Em alguns países, mesmo na Europa e nos Estados Unidos, a situação continua frágil, mas vai mudar. No final dos anos 60, os estúdios estiveram em dificuldades e, de repente, chegaram os anos 70, com Scorsese, Coppola, Spielberg, etc., e tudo se alterou. O cinema precisa de confiar nele mesmo. É isso que é muito bonito dizer, que o cinema sempre foi salvo por ele próprio. São os filmes, os artistas e os espectadores que vão salvar o cinema.
O diretor do Instituto Lumière, Thierry Frémaux, assume a missão de defender, proteger e divulgar o património histórico da arte da imagem e movimento, que começou em Lyon, na Rua do Primeiro Filme, com a saída da fábrica:
O primeiro filme foi filmado ali, em Lyon, mas ninguém sabia disso. E apaixonei-me pelos filmes Lumière e nunca deixei de estar.
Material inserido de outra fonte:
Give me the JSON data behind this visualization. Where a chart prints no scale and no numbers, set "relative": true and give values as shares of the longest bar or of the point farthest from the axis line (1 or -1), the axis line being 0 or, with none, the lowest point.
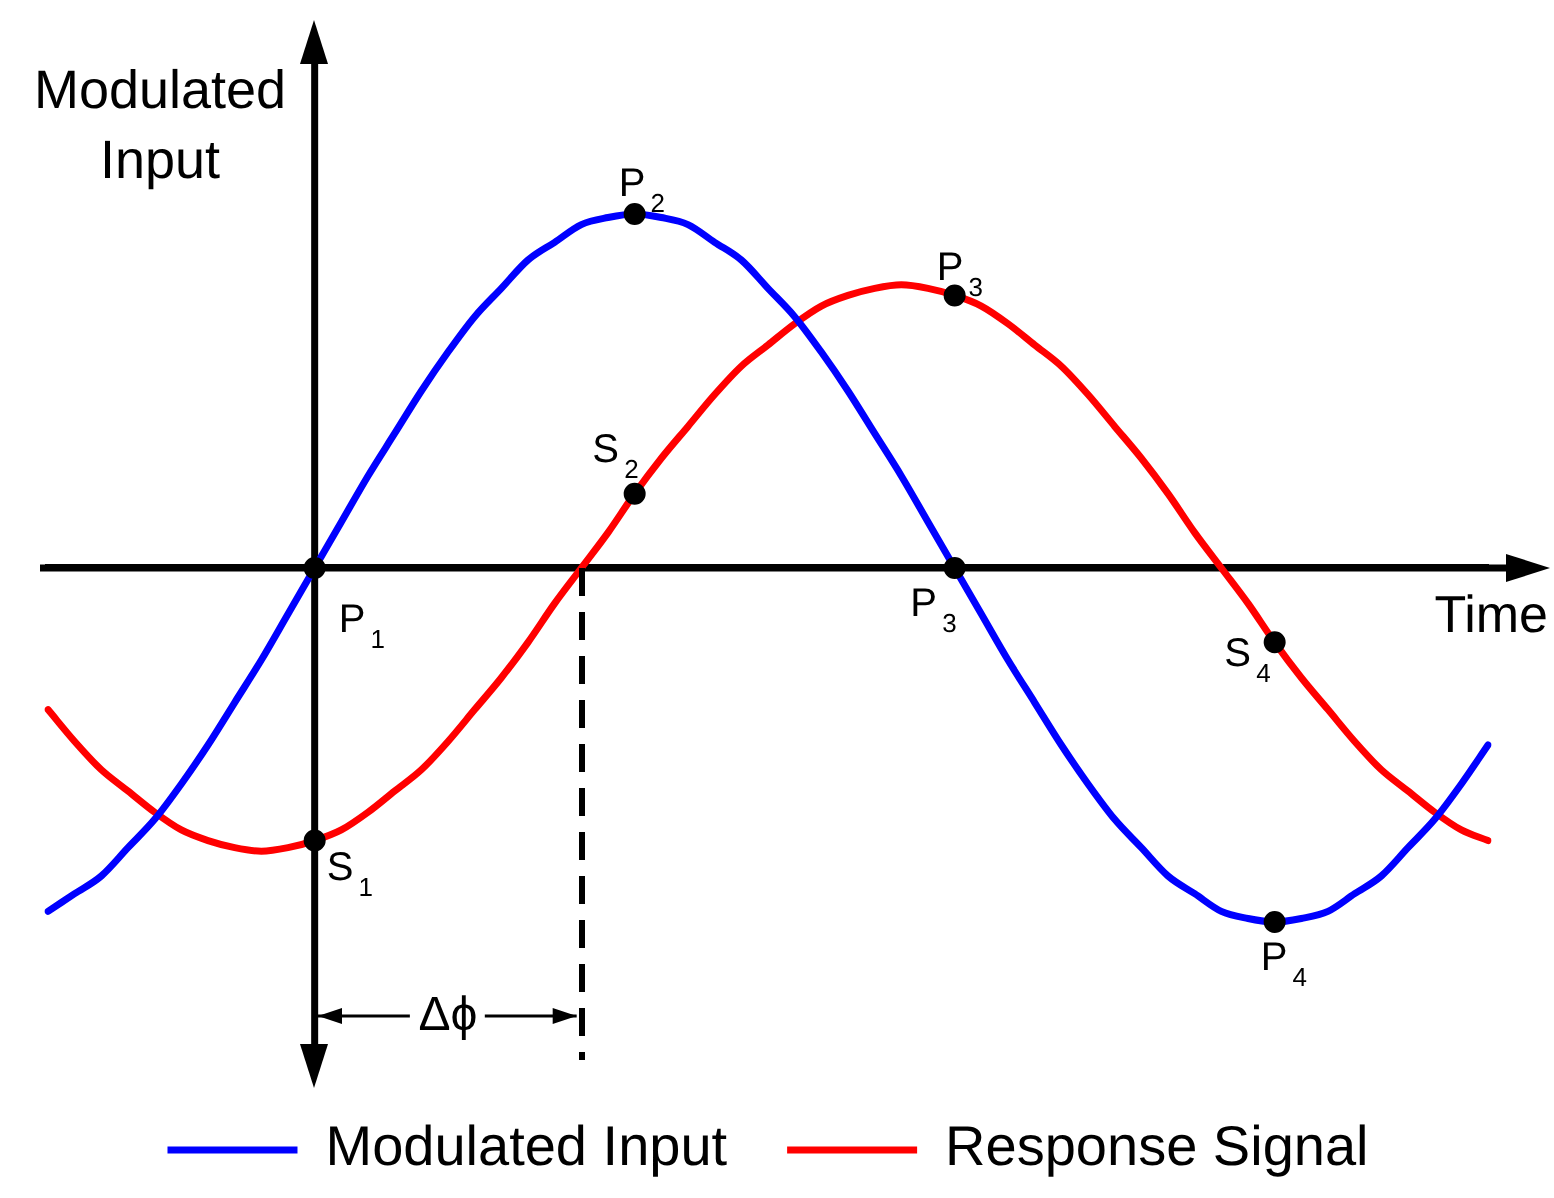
{
  "chart_data": {
    "type": "line",
    "relative": true,
    "xlabel": "Time",
    "ylabel": "Modulated Input",
    "legend": "bottom",
    "marker": "none",
    "annotations": [
      "P$_{1}$",
      "P$_{2}$",
      "P$_{3}$",
      "P$_{4}$",
      "S$_{1}$",
      "S$_{2}$",
      "P$_{3}$",
      "S$_{4}$",
      "Δϕ"
    ],
    "categories": [
      null,
      null,
      null,
      null,
      null,
      null,
      null,
      null,
      null,
      null,
      null,
      null,
      null,
      null,
      null,
      null,
      null,
      null,
      null,
      null,
      null,
      null,
      null,
      null,
      null,
      null,
      null,
      null,
      null,
      null,
      null,
      null,
      null,
      null,
      null,
      null,
      null,
      null,
      null,
      null,
      null,
      null,
      null,
      null,
      null,
      null,
      null,
      null,
      null,
      null,
      null,
      null,
      null,
      null,
      null
    ],
    "series": [
      {
        "name": "Modulated Input",
        "color": "#0000ff",
        "values": [
          -0.97,
          -0.92,
          -0.87,
          -0.79,
          -0.71,
          -0.61,
          -0.5,
          -0.38,
          -0.26,
          -0.13,
          0,
          0.13,
          0.26,
          0.38,
          0.5,
          0.61,
          0.71,
          0.79,
          0.87,
          0.92,
          0.97,
          0.99,
          1,
          0.99,
          0.97,
          0.92,
          0.87,
          0.79,
          0.71,
          0.61,
          0.5,
          0.38,
          0.26,
          0.13,
          0,
          -0.13,
          -0.26,
          -0.38,
          -0.5,
          -0.61,
          -0.71,
          -0.79,
          -0.87,
          -0.92,
          -0.97,
          -0.99,
          -1,
          -0.99,
          -0.97,
          -0.92,
          -0.87,
          -0.79,
          -0.71,
          -0.61,
          -0.5
        ]
      },
      {
        "name": "Response Signal",
        "color": "#ff0000",
        "values": [
          -0.4,
          -0.49,
          -0.57,
          -0.63,
          -0.69,
          -0.74,
          -0.77,
          -0.79,
          -0.8,
          -0.79,
          -0.77,
          -0.74,
          -0.69,
          -0.63,
          -0.57,
          -0.49,
          -0.4,
          -0.31,
          -0.21,
          -0.1,
          0,
          0.1,
          0.21,
          0.31,
          0.4,
          0.49,
          0.57,
          0.63,
          0.69,
          0.74,
          0.77,
          0.79,
          0.8,
          0.79,
          0.77,
          0.74,
          0.69,
          0.63,
          0.57,
          0.49,
          0.4,
          0.31,
          0.21,
          0.1,
          0,
          -0.1,
          -0.21,
          -0.31,
          -0.4,
          -0.49,
          -0.57,
          -0.63,
          -0.69,
          -0.74,
          -0.77
        ]
      },
      {
        "color": "#000000",
        "marker": "circle",
        "values": [
          null,
          null,
          null,
          null,
          null,
          null,
          null,
          null,
          null,
          null,
          0,
          null,
          null,
          null,
          null,
          null,
          null,
          null,
          null,
          null,
          null,
          null,
          1,
          null,
          null,
          null,
          null,
          null,
          null,
          null,
          null,
          null,
          null,
          null,
          0,
          null,
          null,
          null,
          null,
          null,
          null,
          null,
          null,
          null,
          null,
          null,
          -1,
          null,
          null,
          null,
          null,
          null,
          null,
          null,
          null
        ]
      },
      {
        "color": "#000000",
        "marker": "circle",
        "values": [
          null,
          null,
          null,
          null,
          null,
          null,
          null,
          null,
          null,
          null,
          -0.77,
          null,
          null,
          null,
          null,
          null,
          null,
          null,
          null,
          null,
          null,
          null,
          0.21,
          null,
          null,
          null,
          null,
          null,
          null,
          null,
          null,
          null,
          null,
          null,
          0.77,
          null,
          null,
          null,
          null,
          null,
          null,
          null,
          null,
          null,
          null,
          null,
          -0.21,
          null,
          null,
          null,
          null,
          null,
          null,
          null,
          null
        ]
      }
    ]
  }
}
Lutei pelos direitos, pela integridade de todos estes filmes. Trabalhámos com o Estado para que tudo isso fosse preservado. Trabalhei com os arquivos, com a Cinemateca Francesa.
Conheço bem a família Lumière. É a minha segunda família. Quis falar do cinema como um cinéfilo. Antes falávamos do cinema Lumière pelo ângulo dos historiadores. Os Lumière são os últimos dos inventores. Estão na história do cinema com os seus filmes.
Eu queria oferecer aos Lumière a posteridade. Ou seja, colocá-los nas galerias dos artistas. Eles criaram o cinema e fizeram cinema. É muito bonito. A música, a pintura, a literatura… Não sabemos onde foram inventadas. Nunca o saberemos, mas o cinema sabemos. Foi lá, em Lyon, e toda a aventura do cinema começa aí.
“Lumière, a Aventura Continua”, é uma viagem pela história do cinema à descoberta do universo cinematográfico dos irmãos Louis e Auguste Lumière.